Preheat oven to 160°C. Grease and line a 26cm round tin with baking paper. Make 3 x 340g packets White Wings golden buttercake mixes in the large bowl of an electric mixer, according to packet directions, with 6 eggs, 180g soft unsalted butter and 2¼ cups milk. Spread into prepared tin and bake for 1 hour 45 minutes or until a skewer inserted in the centre of the cake comes out clean. Allow to cool overnight.
To make the decorations, cut 1kg of fondant into four even 250g pieces. Knead each piece until smooth and pliable; if it sticks, lightly dust the surface with icing sugar. Colour each piece of fondant with food colouring (we used red, blue, yellow and green) and knead separately until coloured evenly. Cover with plastic wrap
Roll out one colour at a time until 3mm thick. Use a 1cm, 2cm, 3cm and 4cm round cutter to cut out rounds. Roll remaining fondant into balls for the side of cake. Set aside overnight to dry.

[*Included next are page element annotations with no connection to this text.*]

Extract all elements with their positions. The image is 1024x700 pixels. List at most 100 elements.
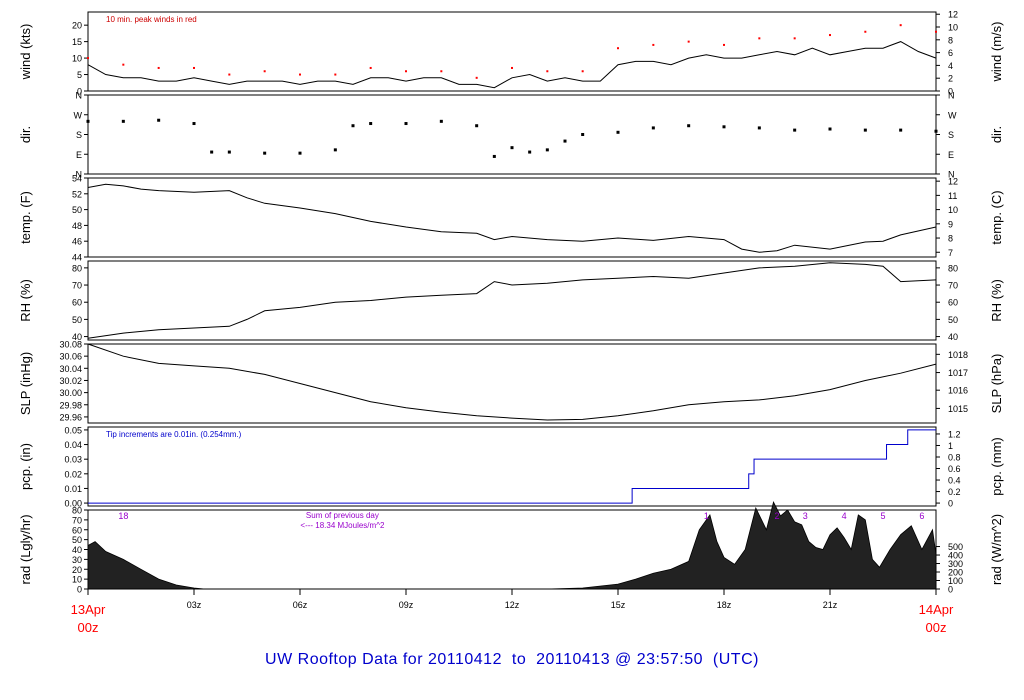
rad-left-tick-label: 30 — [72, 555, 82, 565]
x-end-hour-label: 00z — [926, 620, 947, 635]
rh-left-tick-label: 50 — [72, 315, 82, 325]
slp-left-tick-label: 30.06 — [59, 352, 82, 362]
rad-left-tick-label: 80 — [72, 506, 82, 516]
wind-peak-point — [829, 34, 831, 37]
temp-left-axis-label: temp. (F) — [18, 191, 33, 244]
wind-right-axis-label: wind (m/s) — [989, 22, 1004, 83]
temp-series-line — [87, 183, 937, 253]
rad-left-tick-label: 60 — [72, 525, 82, 535]
wind-peak-point — [687, 40, 690, 43]
slp-left-tick-label: 30.08 — [59, 340, 82, 350]
temp-left-tick-label: 50 — [72, 205, 82, 215]
pcp-right-tick-label: 1.2 — [948, 429, 961, 439]
wind-right-tick-label: 2 — [948, 74, 953, 84]
x-end-day-label: 14Apr — [919, 602, 954, 617]
temp-panel-frame — [87, 177, 937, 258]
wind-peak-point — [157, 66, 160, 69]
dir-point — [404, 122, 408, 126]
wind-peak-point — [793, 37, 796, 40]
wind-panel-frame — [87, 11, 937, 92]
rad-marker-label: 2 — [774, 511, 779, 521]
temp-right-tick-label: 7 — [948, 248, 953, 258]
rad-right-tick-label: 400 — [948, 551, 963, 561]
dir-point — [227, 150, 231, 154]
dir-point — [86, 119, 90, 123]
wind-peak-point — [440, 70, 443, 73]
wind-right-tick-label: 0 — [948, 87, 953, 97]
wind-peak-point — [334, 73, 337, 76]
pcp-left-tick-label: 0.05 — [64, 425, 82, 435]
dir-point — [934, 129, 938, 133]
temp-left-tick-label: 52 — [72, 189, 82, 199]
wind-peak-point — [899, 24, 902, 27]
x-tick-label: 06z — [293, 600, 308, 610]
rad-marker-label: 1 — [704, 511, 709, 521]
rad-marker-label: 4 — [842, 511, 847, 521]
wind-right-tick-label: 12 — [948, 10, 958, 20]
slp-left-tick-label: 30.00 — [59, 388, 82, 398]
wind-peak-point — [864, 30, 867, 33]
dir-point — [563, 139, 567, 143]
wind-peak-point — [758, 37, 761, 40]
rad-left-tick-label: 0 — [77, 585, 82, 595]
slp-series-line — [87, 343, 937, 421]
slp-left-tick-label: 29.98 — [59, 400, 82, 410]
rh-right-tick-label: 70 — [948, 281, 958, 291]
rad-left-tick-label: 70 — [72, 515, 82, 525]
pcp-right-tick-label: 1 — [948, 441, 953, 451]
wind-left-tick-label: 15 — [72, 37, 82, 47]
pcp-panel-frame — [87, 426, 937, 507]
pcp-right-axis-label: pcp. (mm) — [989, 437, 1004, 496]
slp-left-tick-label: 30.04 — [59, 364, 82, 374]
rad-marker-label: 3 — [803, 511, 808, 521]
wind-peak-point — [581, 70, 584, 73]
dir-point — [475, 124, 479, 128]
x-start-hour-label: 00z — [78, 620, 99, 635]
dir-panel-frame — [87, 94, 937, 175]
dir-right-tick-label: N — [948, 91, 955, 101]
rh-left-tick-label: 40 — [72, 332, 82, 342]
slp-right-tick-label: 1015 — [948, 404, 968, 414]
wind-peak-point — [369, 66, 372, 69]
pcp-left-tick-label: 0.00 — [64, 499, 82, 509]
rad-right-tick-label: 200 — [948, 568, 963, 578]
slp-right-tick-label: 1017 — [948, 368, 968, 378]
rh-left-tick-label: 70 — [72, 281, 82, 291]
dir-right-tick-label: W — [948, 110, 957, 120]
rad-right-tick-label: 0 — [948, 585, 953, 595]
x-tick-label: 15z — [611, 600, 626, 610]
dir-point — [899, 128, 903, 132]
rad-series-area — [87, 500, 937, 590]
dir-point — [651, 126, 655, 130]
pcp-right-tick-label: 0.2 — [948, 487, 961, 497]
wind-peak-point — [122, 63, 125, 66]
rh-right-tick-label: 40 — [948, 332, 958, 342]
dir-point — [121, 119, 125, 123]
dir-left-tick-label: N — [76, 91, 83, 101]
chart-title: UW Rooftop Data for 20110412 to 20110413… — [265, 651, 759, 668]
x-tick-label: 21z — [823, 600, 838, 610]
rh-right-tick-label: 50 — [948, 315, 958, 325]
wind-right-tick-label: 8 — [948, 35, 953, 45]
dir-right-axis-label: dir. — [989, 126, 1004, 143]
temp-right-axis-label: temp. (C) — [989, 190, 1004, 244]
pcp-left-tick-label: 0.03 — [64, 455, 82, 465]
dir-point — [263, 151, 267, 155]
pcp-left-tick-label: 0.04 — [64, 440, 82, 450]
x-tick-label: 12z — [505, 600, 520, 610]
pcp-series-line — [88, 429, 936, 504]
rad-marker-label: 18 — [118, 511, 128, 521]
pcp-left-tick-label: 0.02 — [64, 469, 82, 479]
slp-right-tick-label: 1016 — [948, 386, 968, 396]
wind-left-axis-label: wind (kts) — [18, 24, 33, 81]
temp-left-tick-label: 46 — [72, 237, 82, 247]
slp-left-tick-label: 29.96 — [59, 412, 82, 422]
rad-marker-label: 5 — [880, 511, 885, 521]
temp-right-tick-label: 9 — [948, 219, 953, 229]
rh-left-tick-label: 60 — [72, 298, 82, 308]
dir-point — [439, 119, 443, 123]
dir-point — [722, 125, 726, 129]
wind-peak-point — [475, 76, 478, 79]
wind-peak-point — [723, 43, 725, 46]
pcp-right-tick-label: 0 — [948, 499, 953, 509]
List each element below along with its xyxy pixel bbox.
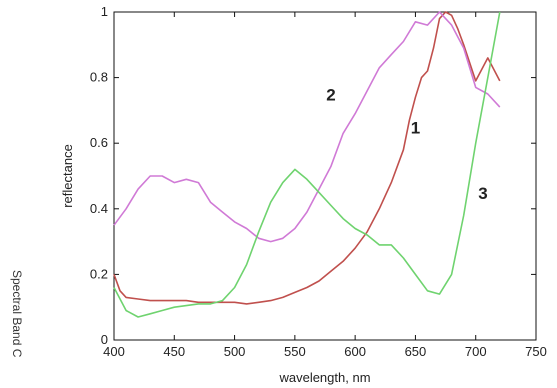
curve-label-3: 3 — [478, 184, 487, 203]
series-line-3 — [113, 11, 501, 318]
plot-frame — [113, 11, 537, 341]
x-axis-ticks: 400 450 500 550 600 650 700 750 — [103, 12, 547, 359]
curve-label-2: 2 — [326, 86, 335, 105]
y-tick-label: 0 — [101, 332, 108, 347]
y-tick-label: 0.4 — [90, 201, 108, 216]
x-tick-label: 500 — [224, 344, 246, 359]
side-caption: Spectral Band C — [10, 270, 24, 358]
x-tick-label: 550 — [284, 344, 306, 359]
series-layer — [113, 11, 501, 318]
series-line-2 — [113, 11, 501, 243]
y-tick-label: 0.2 — [90, 266, 108, 281]
y-tick-label: 0.6 — [90, 135, 108, 150]
y-axis-ticks: 0 0.2 0.4 0.6 0.8 1 — [90, 4, 536, 347]
x-tick-label: 750 — [525, 344, 547, 359]
x-tick-label: 700 — [465, 344, 487, 359]
x-tick-label: 400 — [103, 344, 125, 359]
curve-labels: 2 1 3 — [326, 86, 487, 203]
curve-label-1: 1 — [411, 118, 420, 137]
y-tick-label: 0.8 — [90, 70, 108, 85]
series-line-1 — [113, 11, 501, 305]
y-tick-label: 1 — [101, 4, 108, 19]
x-tick-label: 650 — [405, 344, 427, 359]
x-tick-label: 600 — [344, 344, 366, 359]
x-axis-label: wavelength, nm — [278, 370, 370, 385]
y-axis-label: reflectance — [60, 144, 75, 208]
x-tick-label: 450 — [163, 344, 185, 359]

To make frosting, put 250g unsalted butter at room temperature, cubed, in the large bowl of an electric mixer and beat until pale and creamy. Add 2 tablespoons milk then 4 cups sifted pure icing sugar, large spoonfuls at a time, beating until mixture is smooth. Add 3 drops of food colouring (we used green) and beat until colour is pale.
Invert the cake onto a 32cm cake board so the bottom of cake is facing up – trim cake if it's not sitting flat. Spread frosting evenly over cake. Decorate cake with polka dots and balls around base.